Jesus' word is a sharp sword, sharper than all the tongues of the violent, sharper than Balaam or Shimei could have dreamed. It's “sharper than any two-edged sword.” But it's wielded only in justice, and with a precision and care befitting a surgeon's scalpel, “piercing to the division of soul and of spirit, of joints and of marrow” (Hebrews 4:12). The sword of Jesus' speech never flinches, never flexes, so much as an atom away from where he intends it to land – and that intent is never to do harm to any soul. Because Jesus came to give life, to speak life (John 10:10). His words are themselves “spirit and life” (John 6:63). Every word he utters is aimed toward helping the world attain to the praise of God, peace with God, and health in God. So he didn't open his mouth to lash out when he was battered with insults and mockery, the verbal violence of Roman soldiers (Mark 15:18-20). He didn't lash out in judgment when the priests and scribes and Pharisees and common-folk insulted him and assailed him on the cross (Mark 15:29-32), like bulls and lions and dogs gnawing and roaring (Psalm 22:12-13, 16-17, 20-21). He endured their verbal violence as one more suffering, like a sheep silently surrendering to its shearers (Isaiah 53:7). “He committed no sin, neither was deceit found in his mouth. When he was reviled, he did not revile in return. When he suffered, he did not threaten, but continued entrusting himself to the One who judges justly” (1 Peter 2:22-23). He died with their insults ringing in his ears and battering his broken heart. But that broken heart died with complete trust in his Father that he'd hear a better word summoning him back to life. And with that trust, he felt no need to open his own mouth and lash out to shield his vulnerability.

And we are called to be like him. We must discipline our mouths to not curse or revile. We must drain our lips of their venom. We must never unleash bitter words like a volley of arrows into the ears of anyone, nor may we swing the swords of our tongues incautiously. For words are not toys. They can do violence. They can hurt. They can kill. And though sometimes we must justly lament, challenge, and rebuke, we need the skill of a surgeon. For we must not kill, must not hurt, must not surrender our mouths to violence. So let us wield our words soberly and with caution, bearing the command of God in mind and the example of Jesus in our heart. For his Spirit is a gentle voice indeed. Amen.

1  An ancient pagan prophecy by Balaam was partially preserved in plaster fragments. The quotes and summary above are from the translation by Baruch Levine, “The Deir 'Alla Plaster Inscriptions,” in W. W. Hallo and K. Lawson Younger, Jr., eds., The Context of Scripture (Brill, 2003), 2:142-145; but see alternative translations as “The Book of Balaam Son of Beor” in Shmuel Ahituv, ed., Echoes from the Past: Hebrew and Cognate Inscriptions from the Biblical Period (Carta Jerusalem, 2008), 438-465, and in Emile Puech, “Bala'am and Deir 'Alla,” in George H. van Kooten and Jacques van Ruiten, eds., The Prestige of the Pagan Prophet Balaam in Judaism, Early Christianity, and Islam (Brill, 2008), 31-32.

2  Philo of Alexandria, On the Decalogue 170  (translated in Loeb Classical Library 320:91)

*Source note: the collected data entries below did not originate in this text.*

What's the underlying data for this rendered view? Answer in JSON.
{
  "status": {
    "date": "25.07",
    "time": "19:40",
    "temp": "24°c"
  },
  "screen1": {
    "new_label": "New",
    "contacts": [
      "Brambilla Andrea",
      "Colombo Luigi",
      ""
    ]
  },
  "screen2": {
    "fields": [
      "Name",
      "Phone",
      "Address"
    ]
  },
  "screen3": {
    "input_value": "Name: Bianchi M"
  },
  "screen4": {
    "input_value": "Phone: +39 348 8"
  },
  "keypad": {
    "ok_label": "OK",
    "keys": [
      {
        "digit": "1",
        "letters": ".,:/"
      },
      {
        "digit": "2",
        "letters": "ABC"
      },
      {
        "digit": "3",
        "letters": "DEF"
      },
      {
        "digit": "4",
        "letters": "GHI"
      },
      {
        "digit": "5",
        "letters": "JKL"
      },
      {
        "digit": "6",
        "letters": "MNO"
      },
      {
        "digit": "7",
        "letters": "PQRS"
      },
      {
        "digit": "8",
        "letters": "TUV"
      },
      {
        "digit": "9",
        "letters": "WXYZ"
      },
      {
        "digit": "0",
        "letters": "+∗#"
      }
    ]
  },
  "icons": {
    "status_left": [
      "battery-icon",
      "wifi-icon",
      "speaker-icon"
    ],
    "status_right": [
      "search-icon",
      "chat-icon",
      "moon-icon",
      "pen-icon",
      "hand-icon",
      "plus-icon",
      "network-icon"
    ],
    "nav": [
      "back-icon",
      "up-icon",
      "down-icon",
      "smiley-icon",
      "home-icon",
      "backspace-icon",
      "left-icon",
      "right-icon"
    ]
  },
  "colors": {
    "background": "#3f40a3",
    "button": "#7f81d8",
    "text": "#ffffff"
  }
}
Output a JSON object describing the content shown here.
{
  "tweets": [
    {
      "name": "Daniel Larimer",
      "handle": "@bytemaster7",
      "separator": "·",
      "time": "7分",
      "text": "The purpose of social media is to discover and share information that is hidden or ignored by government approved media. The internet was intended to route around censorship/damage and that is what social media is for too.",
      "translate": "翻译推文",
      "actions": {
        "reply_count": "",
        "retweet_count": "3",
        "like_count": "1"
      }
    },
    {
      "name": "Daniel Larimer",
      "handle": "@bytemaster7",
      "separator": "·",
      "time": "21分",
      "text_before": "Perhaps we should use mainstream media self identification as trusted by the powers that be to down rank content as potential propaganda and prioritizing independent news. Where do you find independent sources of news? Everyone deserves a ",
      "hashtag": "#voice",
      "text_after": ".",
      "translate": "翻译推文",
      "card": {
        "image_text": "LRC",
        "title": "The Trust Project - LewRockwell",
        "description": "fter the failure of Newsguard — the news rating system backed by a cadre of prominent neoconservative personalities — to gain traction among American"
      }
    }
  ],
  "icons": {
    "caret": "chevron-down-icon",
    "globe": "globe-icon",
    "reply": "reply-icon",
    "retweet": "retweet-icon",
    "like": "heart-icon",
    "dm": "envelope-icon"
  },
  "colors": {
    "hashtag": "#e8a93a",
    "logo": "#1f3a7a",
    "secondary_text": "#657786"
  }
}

3  James Durham, The Law Unsealed; or, A Practical Exposition of the Ten Commandments..., 7th ed. (John Bryce, 1777 [1662]), 329

4  Philip Graham Ryken, Written in Stone: The Ten Commandments and Today's Moral Crisis (Crossway Books, 2003), 147

5  Mark F. Rooker, The Ten Commandments: Ethics for the Twenty-First Century (B&H Academic, 2010), 129

6  See, e.g., Chauncy Glover, “10-year-old kills himself after relentless bullying, mom says,” ABC13, 26 March 2019. <>.

7  William J. Cromie, “Verbal beatings hurt as much as sexual abuse,” The Harvard Gazette, 26 April 2007. <>.